Konferensi Perubahan Iklim Perserikatan Bangsa-Bangsa ke-30 (COP30) di Belém, Brasil, menjadi titik penting dalam upaya global menghadapi krisis iklim yang semakin mengkhawatirkan. Pertemuan yang berlangsung pada November 2025 ini menegaskan bahwa dunia berada pada persimpangan krusial antara komitmen ambisius dan realitas lapangan yang penuh tantangan.
Sejak hari pertama, negara-negara kepulauan kecil menegaskan kembali seruan agar batas pemanasan global tidak melampaui 1,5 derajat Celsius. Bagi mereka, batas tersebut bukan sekadar target ilmiah, melainkan persoalan keberlangsungan hidup.
Perwakilan dari kelompok negara pulau menilai bahwa kenaikan suhu melebihi ambang tersebut akan mempercepat kenaikan permukaan air laut dan memicu hilangnya wilayah teritorial.
Isu pengurangan bahan bakar fosil menjadi fokus utama diskusi. Banyak delegasi mendesak agar komunitas internasional mempercepat transisi energi bersih. Di tengah perdebatan tersebut, Brasil sebagai tuan rumah menyoroti peran vital hutan Amazon sebagai paru-paru dunia. Pemerintah Brasil menegaskan bahwa perlindungan ekosistem alam harus menjadi bagian dari strategi mitigasi global.
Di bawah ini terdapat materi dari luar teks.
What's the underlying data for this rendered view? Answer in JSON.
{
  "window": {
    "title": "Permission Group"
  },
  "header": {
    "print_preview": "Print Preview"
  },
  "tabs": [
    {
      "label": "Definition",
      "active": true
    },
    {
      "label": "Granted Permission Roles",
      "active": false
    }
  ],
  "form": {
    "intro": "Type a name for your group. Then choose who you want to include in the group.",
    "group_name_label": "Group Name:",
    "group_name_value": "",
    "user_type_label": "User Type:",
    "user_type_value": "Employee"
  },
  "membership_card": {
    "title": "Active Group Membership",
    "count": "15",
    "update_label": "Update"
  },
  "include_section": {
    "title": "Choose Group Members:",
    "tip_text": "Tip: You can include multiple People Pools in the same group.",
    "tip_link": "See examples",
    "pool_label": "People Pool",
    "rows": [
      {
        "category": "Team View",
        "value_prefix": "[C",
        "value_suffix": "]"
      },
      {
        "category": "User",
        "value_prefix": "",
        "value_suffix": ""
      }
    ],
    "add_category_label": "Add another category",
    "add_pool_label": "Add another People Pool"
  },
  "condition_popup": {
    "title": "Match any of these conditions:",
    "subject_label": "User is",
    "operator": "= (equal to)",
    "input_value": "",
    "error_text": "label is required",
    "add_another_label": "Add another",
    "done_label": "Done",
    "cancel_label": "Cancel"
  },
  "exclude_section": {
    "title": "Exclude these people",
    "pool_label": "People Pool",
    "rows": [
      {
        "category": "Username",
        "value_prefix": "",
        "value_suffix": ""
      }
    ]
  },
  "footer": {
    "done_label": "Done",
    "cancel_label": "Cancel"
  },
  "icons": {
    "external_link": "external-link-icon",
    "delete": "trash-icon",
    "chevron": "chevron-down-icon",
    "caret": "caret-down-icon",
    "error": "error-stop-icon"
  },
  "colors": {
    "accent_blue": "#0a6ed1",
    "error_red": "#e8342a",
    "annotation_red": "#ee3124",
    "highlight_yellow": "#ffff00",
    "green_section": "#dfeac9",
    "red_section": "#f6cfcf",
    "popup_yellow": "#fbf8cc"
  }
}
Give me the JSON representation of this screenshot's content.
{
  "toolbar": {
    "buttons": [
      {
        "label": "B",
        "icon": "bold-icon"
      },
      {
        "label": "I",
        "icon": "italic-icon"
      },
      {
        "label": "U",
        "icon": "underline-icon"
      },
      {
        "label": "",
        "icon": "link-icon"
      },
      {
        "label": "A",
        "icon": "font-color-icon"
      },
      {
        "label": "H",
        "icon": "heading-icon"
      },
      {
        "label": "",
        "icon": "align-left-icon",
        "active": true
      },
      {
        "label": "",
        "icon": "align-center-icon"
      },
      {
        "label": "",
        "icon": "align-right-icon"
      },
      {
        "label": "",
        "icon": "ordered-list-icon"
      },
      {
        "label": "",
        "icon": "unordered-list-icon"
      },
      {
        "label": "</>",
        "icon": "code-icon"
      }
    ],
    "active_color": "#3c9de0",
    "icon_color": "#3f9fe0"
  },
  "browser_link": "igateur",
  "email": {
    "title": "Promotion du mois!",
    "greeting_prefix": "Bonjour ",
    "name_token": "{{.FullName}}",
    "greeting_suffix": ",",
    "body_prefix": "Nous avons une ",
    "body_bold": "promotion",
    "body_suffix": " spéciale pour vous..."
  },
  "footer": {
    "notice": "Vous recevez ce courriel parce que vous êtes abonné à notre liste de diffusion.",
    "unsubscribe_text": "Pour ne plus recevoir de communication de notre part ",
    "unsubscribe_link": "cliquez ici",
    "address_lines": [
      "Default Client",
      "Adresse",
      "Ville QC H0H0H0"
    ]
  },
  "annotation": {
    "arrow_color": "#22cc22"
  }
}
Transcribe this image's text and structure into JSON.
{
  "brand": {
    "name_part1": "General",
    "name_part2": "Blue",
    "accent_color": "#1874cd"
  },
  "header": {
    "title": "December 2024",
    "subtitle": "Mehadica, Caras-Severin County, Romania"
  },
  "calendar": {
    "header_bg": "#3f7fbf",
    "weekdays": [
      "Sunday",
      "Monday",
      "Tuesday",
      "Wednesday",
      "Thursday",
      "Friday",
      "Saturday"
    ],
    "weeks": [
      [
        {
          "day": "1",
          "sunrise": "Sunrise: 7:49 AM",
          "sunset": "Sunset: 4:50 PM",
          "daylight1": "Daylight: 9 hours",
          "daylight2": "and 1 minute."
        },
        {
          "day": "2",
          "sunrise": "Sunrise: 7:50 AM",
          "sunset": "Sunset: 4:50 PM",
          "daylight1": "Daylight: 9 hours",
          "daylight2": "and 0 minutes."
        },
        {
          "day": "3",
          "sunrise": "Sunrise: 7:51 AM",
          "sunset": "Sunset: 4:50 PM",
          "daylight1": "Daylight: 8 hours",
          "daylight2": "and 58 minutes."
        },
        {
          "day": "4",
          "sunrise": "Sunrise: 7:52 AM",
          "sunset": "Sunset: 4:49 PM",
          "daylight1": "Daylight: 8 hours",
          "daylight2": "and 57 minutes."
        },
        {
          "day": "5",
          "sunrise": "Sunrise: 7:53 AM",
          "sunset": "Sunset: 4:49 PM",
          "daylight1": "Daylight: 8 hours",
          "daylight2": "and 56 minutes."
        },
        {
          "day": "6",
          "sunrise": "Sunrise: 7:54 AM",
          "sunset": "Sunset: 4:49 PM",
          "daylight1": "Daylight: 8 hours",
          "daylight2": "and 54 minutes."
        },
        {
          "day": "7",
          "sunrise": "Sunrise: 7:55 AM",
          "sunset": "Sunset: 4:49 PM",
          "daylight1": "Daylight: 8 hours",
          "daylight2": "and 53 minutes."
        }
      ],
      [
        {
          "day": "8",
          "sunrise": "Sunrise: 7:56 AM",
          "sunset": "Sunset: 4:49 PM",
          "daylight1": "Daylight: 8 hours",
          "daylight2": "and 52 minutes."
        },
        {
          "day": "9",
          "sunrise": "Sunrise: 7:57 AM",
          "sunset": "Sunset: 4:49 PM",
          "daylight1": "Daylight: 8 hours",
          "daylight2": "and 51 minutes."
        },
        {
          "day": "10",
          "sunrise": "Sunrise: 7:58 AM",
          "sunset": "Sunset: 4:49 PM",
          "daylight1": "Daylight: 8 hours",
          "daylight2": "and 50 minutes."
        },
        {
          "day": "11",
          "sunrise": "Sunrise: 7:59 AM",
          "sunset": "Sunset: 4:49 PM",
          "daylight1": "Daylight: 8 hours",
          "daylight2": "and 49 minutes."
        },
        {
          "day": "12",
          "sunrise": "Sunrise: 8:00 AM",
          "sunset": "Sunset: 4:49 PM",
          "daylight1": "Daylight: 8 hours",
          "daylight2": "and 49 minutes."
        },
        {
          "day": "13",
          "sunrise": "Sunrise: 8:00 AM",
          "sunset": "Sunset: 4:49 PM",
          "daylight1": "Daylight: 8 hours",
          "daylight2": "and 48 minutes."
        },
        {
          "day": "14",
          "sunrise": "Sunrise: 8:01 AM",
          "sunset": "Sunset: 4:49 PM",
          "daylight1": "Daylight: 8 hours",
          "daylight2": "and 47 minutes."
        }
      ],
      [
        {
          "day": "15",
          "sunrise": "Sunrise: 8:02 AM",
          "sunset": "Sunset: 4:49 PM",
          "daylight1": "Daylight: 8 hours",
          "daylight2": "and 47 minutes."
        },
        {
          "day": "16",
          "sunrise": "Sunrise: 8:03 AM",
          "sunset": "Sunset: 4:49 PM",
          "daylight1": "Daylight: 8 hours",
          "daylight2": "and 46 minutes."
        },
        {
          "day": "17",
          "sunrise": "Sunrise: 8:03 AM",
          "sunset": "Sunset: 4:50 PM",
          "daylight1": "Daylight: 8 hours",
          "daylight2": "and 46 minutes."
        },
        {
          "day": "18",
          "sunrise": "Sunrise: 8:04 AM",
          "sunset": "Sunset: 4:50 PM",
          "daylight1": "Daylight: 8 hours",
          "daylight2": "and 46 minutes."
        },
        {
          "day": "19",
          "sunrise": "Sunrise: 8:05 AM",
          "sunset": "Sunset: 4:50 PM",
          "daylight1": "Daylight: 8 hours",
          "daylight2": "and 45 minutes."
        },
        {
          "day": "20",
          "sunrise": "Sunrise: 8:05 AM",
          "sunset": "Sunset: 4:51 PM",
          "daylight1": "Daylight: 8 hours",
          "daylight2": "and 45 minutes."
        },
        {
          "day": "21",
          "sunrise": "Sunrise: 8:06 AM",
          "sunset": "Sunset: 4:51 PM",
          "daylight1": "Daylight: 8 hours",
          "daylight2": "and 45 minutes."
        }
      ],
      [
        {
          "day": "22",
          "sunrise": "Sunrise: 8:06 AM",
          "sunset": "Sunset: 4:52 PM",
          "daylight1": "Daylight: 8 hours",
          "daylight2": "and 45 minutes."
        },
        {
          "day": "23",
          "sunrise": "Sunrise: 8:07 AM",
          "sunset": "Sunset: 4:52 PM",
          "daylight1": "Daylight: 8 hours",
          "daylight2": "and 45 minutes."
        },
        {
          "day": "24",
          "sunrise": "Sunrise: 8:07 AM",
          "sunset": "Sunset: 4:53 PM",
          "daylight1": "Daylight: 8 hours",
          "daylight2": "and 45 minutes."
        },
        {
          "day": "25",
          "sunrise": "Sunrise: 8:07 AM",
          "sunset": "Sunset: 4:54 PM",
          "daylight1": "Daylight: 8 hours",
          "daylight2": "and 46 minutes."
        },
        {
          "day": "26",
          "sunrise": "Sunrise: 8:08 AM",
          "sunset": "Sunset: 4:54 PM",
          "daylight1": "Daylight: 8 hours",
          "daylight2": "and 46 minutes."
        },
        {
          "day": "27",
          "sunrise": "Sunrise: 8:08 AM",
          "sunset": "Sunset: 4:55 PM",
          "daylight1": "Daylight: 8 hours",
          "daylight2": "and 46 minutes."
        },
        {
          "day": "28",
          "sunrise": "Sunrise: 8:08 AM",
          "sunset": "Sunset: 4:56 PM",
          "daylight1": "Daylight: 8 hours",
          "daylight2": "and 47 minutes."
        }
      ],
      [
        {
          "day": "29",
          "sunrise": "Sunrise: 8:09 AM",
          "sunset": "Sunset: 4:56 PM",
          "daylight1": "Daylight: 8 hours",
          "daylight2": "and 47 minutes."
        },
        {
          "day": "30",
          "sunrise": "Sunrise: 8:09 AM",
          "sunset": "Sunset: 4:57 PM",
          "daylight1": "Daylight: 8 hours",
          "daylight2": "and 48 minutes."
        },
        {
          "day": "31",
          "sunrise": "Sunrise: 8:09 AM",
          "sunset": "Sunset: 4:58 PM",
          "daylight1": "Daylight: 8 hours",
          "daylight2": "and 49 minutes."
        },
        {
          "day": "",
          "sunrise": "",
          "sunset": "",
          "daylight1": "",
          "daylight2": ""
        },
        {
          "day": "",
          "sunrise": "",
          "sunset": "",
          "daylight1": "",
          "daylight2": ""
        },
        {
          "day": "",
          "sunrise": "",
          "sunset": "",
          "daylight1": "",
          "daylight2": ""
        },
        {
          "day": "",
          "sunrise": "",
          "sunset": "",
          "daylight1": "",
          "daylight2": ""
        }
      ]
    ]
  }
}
Sementara itu, negara-negara berkembang mendorong kerja sama Selatan–Selatan sebagai solusi untuk memperkuat kemampuan penanganan iklim. Kerja sama ini dianggap penting agar negara-negara di kawasan selatan global dapat membangun ketahanan tanpa sepenuhnya bergantung pada pendanaan dari negara maju.

Para pakar menilai bahwa langkah ini dapat memperkuat tata kelola iklim sekaligus memperluas inovasi energi terbarukan.
Indonesia hadir dengan sejumlah komitmen baru. Delegasi nasional menegaskan pembaruan target penurunan emisi melalui revisi Nationally Determined Contribution (NDC). Pemerintah juga memperkuat pasar karbon sebagai instrumen pembiayaan iklim. Indonesia menargetkan nilai transaksi karbon mencapai Rp16 triliun melalui kontribusi sektor kehutanan, kelautan, energi, dan industri teknologi rendah karbon.
Dalam pidatonya, Sekretaris Jenderal PBB António Guterres mengecam keras kegagalan dunia menjaga target 1,5 derajat Celsius sebagai “kegagalan moral”. Ia mengingatkan bahwa setiap kenaikan kecil suhu bumi berpotensi memicu peningkatan bencana alam, krisis pangan, dan perpindahan penduduk secara besar-besaran.
Namun, COP30 tidak lepas dari kritik. Kehadiran ratusan perwakilan industri bahan bakar fosil menimbulkan perdebatan tentang potensi konflik kepentingan dalam proses negosiasi. Para aktivis menilai bahwa dominasi lobi korporasi dapat menghambat tercapainya kesepakatan iklim yang tegas dan berpihak pada keberlanjutan.
COP30 menandai salah satu momen terpenting dalam sejarah diplomasi iklim. Dengan tekanan dari berbagai pihak, hasil konferensi ini akan menjadi penentu arah perjuangan global dalam menahan laju krisis iklim sekaligus mewujudkan keadilan lingkungan bagi generasi mendatang.